Authors

Discussion

      Nuclear DNA replication is initiated at specific genomic loci termed origins. In eukaryotes, these sites are defined by the binding of the six-subunit Origin Recognition Complex (ORC). Frequently described as a well-conserved complex, phylogenetic studies querying a wide variety of species from across the eukaryotic tree suggest that many may have lost one or more ORC subunits. In Trypanosoma brucei, four ORC subunits (ORC1/CDC6, ORC4, ORC5 and ORC2) have been identified to date, most of which diverge considerably from their eukaryotic orthologues. The two remaining canonical subunits, Orc3 and Orc6, remain unidentified, and it is unclear whether a six-subunit ORC exists in T. brucei. 

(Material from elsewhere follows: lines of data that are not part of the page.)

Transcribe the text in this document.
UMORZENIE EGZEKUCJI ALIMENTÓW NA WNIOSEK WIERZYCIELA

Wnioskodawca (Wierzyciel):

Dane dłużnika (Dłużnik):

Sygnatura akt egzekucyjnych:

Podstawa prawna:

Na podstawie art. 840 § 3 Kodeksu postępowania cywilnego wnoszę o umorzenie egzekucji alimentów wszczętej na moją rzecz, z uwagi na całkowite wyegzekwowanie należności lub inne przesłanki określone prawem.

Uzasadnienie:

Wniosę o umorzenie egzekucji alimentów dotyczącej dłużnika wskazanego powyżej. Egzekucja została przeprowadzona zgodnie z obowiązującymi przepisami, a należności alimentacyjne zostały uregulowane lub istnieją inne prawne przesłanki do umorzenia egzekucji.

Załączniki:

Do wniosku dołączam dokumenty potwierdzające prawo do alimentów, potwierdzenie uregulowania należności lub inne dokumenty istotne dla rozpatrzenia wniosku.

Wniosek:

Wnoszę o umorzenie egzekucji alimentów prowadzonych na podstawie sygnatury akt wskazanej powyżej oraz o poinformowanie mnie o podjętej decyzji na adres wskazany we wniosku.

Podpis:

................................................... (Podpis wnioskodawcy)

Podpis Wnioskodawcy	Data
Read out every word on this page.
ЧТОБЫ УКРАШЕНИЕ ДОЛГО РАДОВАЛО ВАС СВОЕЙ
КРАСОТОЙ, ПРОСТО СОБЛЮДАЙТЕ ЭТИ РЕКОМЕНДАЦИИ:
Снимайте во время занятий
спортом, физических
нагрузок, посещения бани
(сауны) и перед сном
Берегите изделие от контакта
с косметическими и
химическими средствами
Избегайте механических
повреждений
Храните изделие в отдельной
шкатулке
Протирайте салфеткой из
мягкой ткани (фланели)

      To elucidate the composition of TbORC, we have resorted to two main approaches: bioinformatics and experimental. Using publicly available genome and transcriptome datasets, we have run extensive sequence-based homology searches. Orc3 orthologues were detected in most analysed Discoba lineages but not in kinetoplastids, suggesting that this subunit might be missing in this group. Immunoprecipitation of multiple TbORC subunits resulted in the common identification of Tb1120 (Tb927.6.1120), and gel filtration analysis showed that Tb1120 elutes in fractions of similar molecular weight to those of other TbORC subunits. Moreover, RNAi depletion resulted in severe growth arrest, cell cycle de-regulation, and almost complete abrogation of DNA replication, akin to the effects of depletion of other TbORC subunits. Protein domain searches and de novo structure predictions suggest that the only similarity between Tb1120 and canonical ORC subunits is a putative C-terminal winged helix-turn-helix domain (commonly associated with DNA binding and/or protein-protein interactions). Sequence-based homology searches failed to detect evidence for a relationship between Tb1120 and any known ORC subunit, and were unable to find any orthologues of Tb1120 outside of the kinetoplastids, raising the hypothesis of it replacing Orc3 in TbORC. If correct, incorporation of a kinetoplastid-specific ORC subunit may have necessitated wider reorganisation of the kinetoplastid ORC, consistent with the considerable divergence in ORC2 and ORC5 as described previously. The biological reasons behind kinetoplastids incorporating a putative novel subunit into their ORC are unknown, but are the subject of ongoing studies.